Once you’ve scheduled your first visit with the vet of your choice, you’ll want to come prepared with questions to get the most out of your checkup. Print this list to use as a guide. You’ll thank us later!

  • What types of parasites are common in our area, and what can I do to prevent them?
    Your veterinarian will likely administer deworming medication to
    ensure your pup stays healthy and parasite-free. It’s important to understand the types of parasites are common in your area and what symptoms to look for should your pup contract any of them.
  • Where can I find emergency care for my pet during evenings, weekends or holidays?
    Most vets are not open late during the week or at all on weekends and holidays. Your vet will have a preferred emergency care facility and/or hotline to refer you to.
  •  What are the office’s medical capabilities/offerings?
    Some vets have a clinical surgery center on site, but most do not. Ask what type of procedures, testing or exams they’re able to perform at this location and for which procedures they will refer you to another provider.
  •  Which vaccines are necessary and which are optional based on my puppy’s lifestyle?

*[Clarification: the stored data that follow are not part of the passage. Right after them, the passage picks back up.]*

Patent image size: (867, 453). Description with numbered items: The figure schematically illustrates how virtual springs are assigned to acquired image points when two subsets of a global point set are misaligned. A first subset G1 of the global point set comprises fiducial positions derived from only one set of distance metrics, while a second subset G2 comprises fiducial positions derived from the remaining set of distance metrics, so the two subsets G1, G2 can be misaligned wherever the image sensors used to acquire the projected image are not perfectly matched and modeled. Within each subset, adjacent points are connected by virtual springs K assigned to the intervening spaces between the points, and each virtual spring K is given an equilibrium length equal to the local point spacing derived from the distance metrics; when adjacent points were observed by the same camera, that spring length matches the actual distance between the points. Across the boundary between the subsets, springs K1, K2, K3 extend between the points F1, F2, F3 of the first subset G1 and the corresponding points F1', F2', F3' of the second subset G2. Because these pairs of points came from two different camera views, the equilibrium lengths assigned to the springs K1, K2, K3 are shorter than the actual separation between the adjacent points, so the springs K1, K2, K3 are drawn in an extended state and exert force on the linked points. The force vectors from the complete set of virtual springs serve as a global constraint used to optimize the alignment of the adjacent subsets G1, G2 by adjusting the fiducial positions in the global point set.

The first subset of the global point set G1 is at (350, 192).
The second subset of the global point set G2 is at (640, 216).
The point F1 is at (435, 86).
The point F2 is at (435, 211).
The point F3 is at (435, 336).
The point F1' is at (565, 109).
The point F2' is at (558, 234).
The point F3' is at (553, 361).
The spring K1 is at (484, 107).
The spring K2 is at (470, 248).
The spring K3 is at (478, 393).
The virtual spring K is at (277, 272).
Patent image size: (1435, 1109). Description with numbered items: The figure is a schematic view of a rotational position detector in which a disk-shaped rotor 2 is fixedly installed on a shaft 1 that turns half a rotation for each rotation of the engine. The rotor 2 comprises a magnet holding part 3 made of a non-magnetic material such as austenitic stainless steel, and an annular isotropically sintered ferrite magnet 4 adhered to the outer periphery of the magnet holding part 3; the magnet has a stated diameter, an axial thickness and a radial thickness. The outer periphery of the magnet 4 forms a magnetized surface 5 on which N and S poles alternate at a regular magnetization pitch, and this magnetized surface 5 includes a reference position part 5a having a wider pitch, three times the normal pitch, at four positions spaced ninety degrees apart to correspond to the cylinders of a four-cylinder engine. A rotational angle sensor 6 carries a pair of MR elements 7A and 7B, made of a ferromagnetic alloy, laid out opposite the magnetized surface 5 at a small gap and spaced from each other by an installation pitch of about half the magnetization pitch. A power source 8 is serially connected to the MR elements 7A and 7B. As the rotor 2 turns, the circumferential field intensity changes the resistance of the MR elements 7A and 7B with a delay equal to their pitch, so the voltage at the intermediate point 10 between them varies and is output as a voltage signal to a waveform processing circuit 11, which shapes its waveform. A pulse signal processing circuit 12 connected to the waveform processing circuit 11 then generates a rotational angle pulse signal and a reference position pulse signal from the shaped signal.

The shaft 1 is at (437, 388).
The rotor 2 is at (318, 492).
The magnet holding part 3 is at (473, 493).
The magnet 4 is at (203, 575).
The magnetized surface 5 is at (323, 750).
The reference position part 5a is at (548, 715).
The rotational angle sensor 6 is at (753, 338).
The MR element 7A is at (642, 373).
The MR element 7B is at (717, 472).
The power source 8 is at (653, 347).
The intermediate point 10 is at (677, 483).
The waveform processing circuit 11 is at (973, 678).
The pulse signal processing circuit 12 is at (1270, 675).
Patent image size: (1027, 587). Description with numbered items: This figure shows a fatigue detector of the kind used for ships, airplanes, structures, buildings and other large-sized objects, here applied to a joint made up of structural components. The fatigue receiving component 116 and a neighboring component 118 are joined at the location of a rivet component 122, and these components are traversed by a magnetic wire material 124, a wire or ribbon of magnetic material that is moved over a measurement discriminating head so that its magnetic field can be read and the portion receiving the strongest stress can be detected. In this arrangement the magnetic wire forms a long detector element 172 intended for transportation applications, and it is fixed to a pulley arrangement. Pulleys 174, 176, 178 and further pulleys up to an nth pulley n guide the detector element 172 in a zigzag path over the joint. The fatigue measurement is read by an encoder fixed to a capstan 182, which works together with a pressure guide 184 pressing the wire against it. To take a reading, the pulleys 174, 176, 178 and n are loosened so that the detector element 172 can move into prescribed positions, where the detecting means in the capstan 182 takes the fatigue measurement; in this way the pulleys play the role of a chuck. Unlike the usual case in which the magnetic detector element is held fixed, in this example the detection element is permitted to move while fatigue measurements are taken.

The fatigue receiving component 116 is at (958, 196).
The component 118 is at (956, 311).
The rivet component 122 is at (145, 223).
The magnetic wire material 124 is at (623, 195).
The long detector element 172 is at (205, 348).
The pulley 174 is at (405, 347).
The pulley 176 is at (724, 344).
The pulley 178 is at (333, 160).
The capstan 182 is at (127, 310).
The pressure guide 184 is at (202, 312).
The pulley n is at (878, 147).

    There are standard vaccinations all puppies should receive: distemper, adenovirus-2, canine parvovirus-2, and rabies. However, based on your geographic location, your pup may require additional vaccinations such as leptospirosis, Lyme disease and Bordetella. 
  • What flea/tick medication do you recommend?
    Even if you live in an urban city, there is still a risk for fleas and ticks. Fleas and ticks can live in most environments and can frequently travel with other pets or wildlife to new regions in the country.
  • What is considered a healthy weight for my dog’s breed?
    This goes along with how often you should be feeding your pup. You’ll want to work with your vet to ensure your new pup maintains a healthy weight to avoid other associated health issues in the future.
  • Is pet insurance right for my pet, and what should I look for when choosing an insurance plan?
    Pet insurance can be vital in helping keeping care costs low, especially if your pet requires an expensive procedure or surgery down the line. Ask if your vet accepts health insurance and what their policy is. For example, PuppySpot offers comprehensive insurance plans through Trupanion which provides 90% coverage of new injuries and illnesses, including hereditary and congenital conditions.
  • How often should my puppy be examined?
    Work out a convenient schedule with your vet to make sure your pup is being seen on a regular or as-needed basis.
  • When should my puppy be spayed or neutered?
    Spaying or neutering your puppy provides numerous health benefits and should be considered if you are not planning on breeding your dog.
  • What is typical wait time and do you take walk-ins?Unfortunately, unless it’s a routine checkup, there will be times when you urgently need to see your vet. Ask these questions to have realistic expectations on how quickly you’ll be able to see the doctor in an emergency.